Econology

Eating out and GDP growth

According to the author's theory, which holds good for most places, the number of restaurants increases thrice or four times as fast as GDP

Eating out and GDP growth

dhanak हिंदी में भी पढ़ें read-in-hindi

Is there a straight connection between eating out and economic growth? Why is it that the number of fancy restaurants goes up when GDP rises and goes down when it sinks?

30 years ago when I started living in my Delhi colony, there was no proper restaurant worth the name, although the place was only a couple of miles from the prime minister's house. That was the time of the Hindu rate of growth and very few people went or could afford to go to restaurants.

Now there are at least a dozen eating places, one posher than the other and though I do not see the prime minister in any of them, I do come across a few ministers having a whale of a time dining on sushi and fried octopus. Our GDP rate of growth is twice what it used to be 30 years ago and there are 10 times as many restaurants in most cities.

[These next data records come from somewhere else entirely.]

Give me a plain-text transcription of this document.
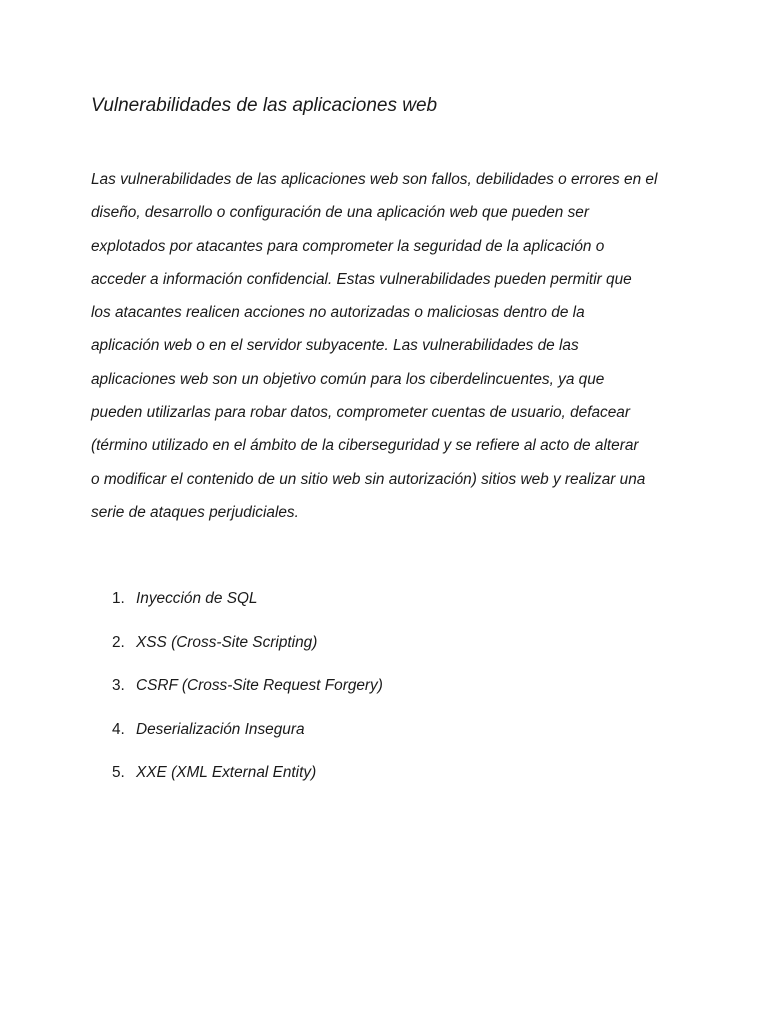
Vulnerabilidades de las aplicaciones web

Las vulnerabilidades de las aplicaciones web son fallos, debilidades o errores en el
diseño, desarrollo o configuración de una aplicación web que pueden ser
explotados por atacantes para comprometer la seguridad de la aplicación o
acceder a información confidencial. Estas vulnerabilidades pueden permitir que
los atacantes realicen acciones no autorizadas o maliciosas dentro de la
aplicación web o en el servidor subyacente. Las vulnerabilidades de las
aplicaciones web son un objetivo común para los ciberdelincuentes, ya que
pueden utilizarlas para robar datos, comprometer cuentas de usuario, defacear
(término utilizado en el ámbito de la ciberseguridad y se refiere al acto de alterar
o modificar el contenido de un sitio web sin autorización) sitios web y realizar una
serie de ataques perjudiciales.

1. Inyección de SQL
2. XSS (Cross-Site Scripting)
3. CSRF (Cross-Site Request Forgery)
4. Deserialización Insegura
5. XXE (XML External Entity)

London is a good example of what GDP does to restaurants. When I first arrived there just after the last war had ended, there was no Indian restaurant worth the name - not even a decent canteen in the Indian high commissioner's office. In fact, there were few eating places anywhere, only some scattered run-down dhaba-type stalls serving inedible British food, if you can call it food. It was cheap though and you could get a cup of passable coffee for two pence, that is, more than a hundred cups per pound sterling.

Britain has boomed under Margaret Thatcher and Tony Blair and you don't have to go through the Economist newspaper to see what it has done to their eating habits. Within a square mile of Piccadilly, there are maybe a thousand restaurants, perhaps half of them serving masala chicken tikka, whatever that means and Britishers salivating all the way to Buckingham Palace as they gorge on it. When we were there last, I had to spend half an hour looking for a fried-fish-and-chips place, which we located in a dingy corner of Leicester Square, itself a dingy place.

Singapore, where living standards, which means GDP per head, have reached the New York levels, has so many restaurants, all of them serving excellent Chinese food, as you would expect in a Chinese city, that very few people cook or eat at home. You don't have to because you step out right into a mouth-watering array of American chop suyi and chicken fried rice as soon as you come out of your house. Singapore, it is said, has more restaurants per square mile than dhabas in Ludhiana, though, I suppose, things can get monotonous if you gorge on the same stuff day in and out.

According to my theory, which holds good for most places, the number of restaurants increases thrice or four times as fast as GDP. To be precise, if GDP doubles, the number of restaurants goes up eight times. If GDP trebles, the number of eating places shoots up nearly 30 times.

There are now 20,000 Indian restaurants in Britain and maybe a thousand Chinese ones. They are not really cheap - I paid a whole pound, which means nearly 80 rupees for a samosa at Victoria station and 1,600 rupees for what it would call a simple meal of curry and rice at an eatery in Regent Street. But the Britishers don't mind. The average wage is almost Rs 2 lakh per month in London, which means that even a young typist can afford to eat out every day. And what London does today, Delhi does tomorrow or is it the other way round?